El teatro de la pintura está planeado desde el principio para sus espectadores, sin los cuales no hay espectáculo, y es la obra de la pintura que transforma a quienes la observan en un público, en una comunidad real, de la cual —como escribió el filósofo Mikel Dufrenne— la obra misma «es el pasaporte».

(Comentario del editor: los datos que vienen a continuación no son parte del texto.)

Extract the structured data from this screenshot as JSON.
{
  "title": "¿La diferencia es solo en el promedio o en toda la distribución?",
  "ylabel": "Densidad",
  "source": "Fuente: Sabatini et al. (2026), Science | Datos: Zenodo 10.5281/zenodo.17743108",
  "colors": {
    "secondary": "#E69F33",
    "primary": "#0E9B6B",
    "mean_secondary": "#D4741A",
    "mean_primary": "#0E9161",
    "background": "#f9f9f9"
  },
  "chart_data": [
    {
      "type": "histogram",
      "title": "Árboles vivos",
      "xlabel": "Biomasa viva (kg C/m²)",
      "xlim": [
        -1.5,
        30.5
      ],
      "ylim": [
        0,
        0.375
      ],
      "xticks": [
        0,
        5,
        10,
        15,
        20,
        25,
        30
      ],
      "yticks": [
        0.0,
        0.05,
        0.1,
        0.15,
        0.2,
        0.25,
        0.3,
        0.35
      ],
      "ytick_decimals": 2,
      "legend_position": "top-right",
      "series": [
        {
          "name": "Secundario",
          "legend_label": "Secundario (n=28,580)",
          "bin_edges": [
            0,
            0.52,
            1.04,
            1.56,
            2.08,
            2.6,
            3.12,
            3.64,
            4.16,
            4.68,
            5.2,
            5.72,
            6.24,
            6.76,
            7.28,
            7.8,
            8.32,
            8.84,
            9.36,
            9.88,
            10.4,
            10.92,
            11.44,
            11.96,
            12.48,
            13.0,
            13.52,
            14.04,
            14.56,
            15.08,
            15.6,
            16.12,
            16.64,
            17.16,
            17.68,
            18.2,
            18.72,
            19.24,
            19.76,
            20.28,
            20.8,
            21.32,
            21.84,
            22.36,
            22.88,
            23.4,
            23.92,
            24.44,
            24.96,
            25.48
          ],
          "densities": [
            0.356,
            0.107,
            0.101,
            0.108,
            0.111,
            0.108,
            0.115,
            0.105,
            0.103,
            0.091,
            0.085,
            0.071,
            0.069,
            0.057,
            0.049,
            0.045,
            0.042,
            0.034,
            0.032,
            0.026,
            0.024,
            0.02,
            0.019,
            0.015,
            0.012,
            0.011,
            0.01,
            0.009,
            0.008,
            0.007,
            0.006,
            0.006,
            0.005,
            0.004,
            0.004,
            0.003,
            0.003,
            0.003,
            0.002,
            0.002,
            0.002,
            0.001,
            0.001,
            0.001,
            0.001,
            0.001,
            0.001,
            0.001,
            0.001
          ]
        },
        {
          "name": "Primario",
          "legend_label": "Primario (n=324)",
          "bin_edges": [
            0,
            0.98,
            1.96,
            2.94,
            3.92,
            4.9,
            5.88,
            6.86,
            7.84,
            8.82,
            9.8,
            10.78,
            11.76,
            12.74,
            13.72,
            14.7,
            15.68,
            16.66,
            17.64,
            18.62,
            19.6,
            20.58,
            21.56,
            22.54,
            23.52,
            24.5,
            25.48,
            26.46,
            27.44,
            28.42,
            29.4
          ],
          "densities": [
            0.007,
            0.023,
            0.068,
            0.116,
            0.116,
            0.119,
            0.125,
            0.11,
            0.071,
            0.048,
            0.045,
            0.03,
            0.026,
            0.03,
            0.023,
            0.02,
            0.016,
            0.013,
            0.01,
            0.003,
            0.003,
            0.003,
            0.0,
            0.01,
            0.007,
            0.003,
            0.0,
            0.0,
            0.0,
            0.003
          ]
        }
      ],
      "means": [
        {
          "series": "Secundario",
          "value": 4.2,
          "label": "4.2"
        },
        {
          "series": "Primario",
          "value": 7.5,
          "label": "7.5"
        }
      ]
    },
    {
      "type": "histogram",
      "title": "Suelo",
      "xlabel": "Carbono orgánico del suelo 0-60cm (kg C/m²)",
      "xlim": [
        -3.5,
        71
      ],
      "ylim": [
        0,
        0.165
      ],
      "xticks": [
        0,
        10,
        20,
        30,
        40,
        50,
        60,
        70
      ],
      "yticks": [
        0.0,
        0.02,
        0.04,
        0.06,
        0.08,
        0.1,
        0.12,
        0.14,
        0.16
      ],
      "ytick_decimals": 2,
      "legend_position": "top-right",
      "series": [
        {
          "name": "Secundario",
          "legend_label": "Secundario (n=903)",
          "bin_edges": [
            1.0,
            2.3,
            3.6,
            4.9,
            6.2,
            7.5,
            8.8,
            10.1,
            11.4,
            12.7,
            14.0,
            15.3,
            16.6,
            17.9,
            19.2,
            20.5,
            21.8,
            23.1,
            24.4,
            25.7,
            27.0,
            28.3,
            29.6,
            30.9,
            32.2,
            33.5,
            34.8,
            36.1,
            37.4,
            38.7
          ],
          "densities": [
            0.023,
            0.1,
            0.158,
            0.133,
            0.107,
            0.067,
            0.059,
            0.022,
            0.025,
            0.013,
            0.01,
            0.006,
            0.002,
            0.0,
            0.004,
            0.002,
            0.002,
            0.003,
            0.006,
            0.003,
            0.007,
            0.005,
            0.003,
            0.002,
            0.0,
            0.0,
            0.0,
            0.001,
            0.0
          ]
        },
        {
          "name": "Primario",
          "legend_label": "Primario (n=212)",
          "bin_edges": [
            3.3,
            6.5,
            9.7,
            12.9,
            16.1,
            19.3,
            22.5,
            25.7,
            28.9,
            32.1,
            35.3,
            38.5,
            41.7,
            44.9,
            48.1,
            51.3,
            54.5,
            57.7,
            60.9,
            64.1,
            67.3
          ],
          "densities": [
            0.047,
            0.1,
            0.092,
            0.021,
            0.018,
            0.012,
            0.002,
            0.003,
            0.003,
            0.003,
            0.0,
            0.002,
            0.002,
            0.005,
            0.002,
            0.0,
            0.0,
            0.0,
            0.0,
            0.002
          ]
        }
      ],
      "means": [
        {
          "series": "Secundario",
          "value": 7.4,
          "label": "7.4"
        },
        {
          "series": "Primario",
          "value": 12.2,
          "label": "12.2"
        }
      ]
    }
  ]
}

Si el arte se dirige siempre a un público, este llamado nunca se limita a una simple mirada, sino que requiere de una participación y una colaboración mucho más activas. Y entonces, ¿cuál sería el papel de los artistas? Como se puede ver en las obras expuestas, ellos a menudo han pensado en soluciones e invenciones figurativas para involucrar personalmente al espectador en el espacio y en la historia contada por las obras, convirtiéndolo casi en cómplice que participa, que sigue el juego de las imágenes, a través de alusiones, provocaciones, seducciones, ironía, gracias a las cuales el observador se convierte sin darse cuenta en observado, entra a formar parte del juego de la obra e incluso colabora a la plena realización de sus efectos y, en consecuencia, a su éxito.

La muestra parte con una introducción alusiva al tema, a través de la obra maestra de Giandomenico Tiepolo, Il Mondo Novo, y luego se divide en cinco secciones. En la primera, «El límite», vemos ventanas, marcos, tiendas y telones que nos invitan a pasar el límite que separa nuestro mundo del otro, el del cuadro, como sucede en la hermosa La niña en un marco de Rembrandt, que parece esperarnos al otro lado de la imagen.

Esta invitación tácita se convierte en explícita en la siguiente sección, «El llamado», donde obras como el retrato del poeta Giovan Battista Caselli de Sofonisba Anguissola, Venus, Marte y Amor de Guercino o La Caridad de Bartolomeo Schedoni se dirigen abiertamente a quien mira: pretenden su atención completa y total.

Las dos secciones centrales, «El indiscreto» y «El cómplice», implican al observador en modo más sutil, alusivo, secreto, incluso inquietante. El espectador, por lo tanto, casi está obligado a tomar partido acerca de lo que ve y que, en algunos casos, ni siquiera tendría que ver, como en el guiño picaresco de La Buena Suerte de Simon Vouet, en la seductora Judith y Holofernes de Johann Liss o en la Ebriedad de Noe, de Andrea Sacchi.

Concluye la muestra con una sección dedicada al «Voyeur», donde se revela la dimensión erótica y ambigua de la relación entre imagen y mirada. En las pinturas de Lavinia Fontana, de Van Der Neer o de Subleyras, el voyeur mira no solo el objeto de su presunto deseo, sino que incluso descubre la acción misma de su mirar, de su ser plenamente espectador.

Pero si alguien tiene la ilusión de que puede espiar lejos de ojos indiscretos, esta ilusión está destinada a desaparecer, porque quien mira pronto descubre que su vez es observado, seducido por la mirada de la imagen, que lo precede; no importa si es la mirada ambigua y al mismo tiempo explícita de Venus, como en la obra de Lavinia Fontana, o esta otra, totalmente implícita, pero no por eso menos perturbadora del desnudo de Subleyras: las obras nos recuerdan que mirar siempre implica un dejarse mirar, porque tanto la complacencia como la legalidad en la mirada están en el ojo, o mejor dicho en el «yo», de quien observa.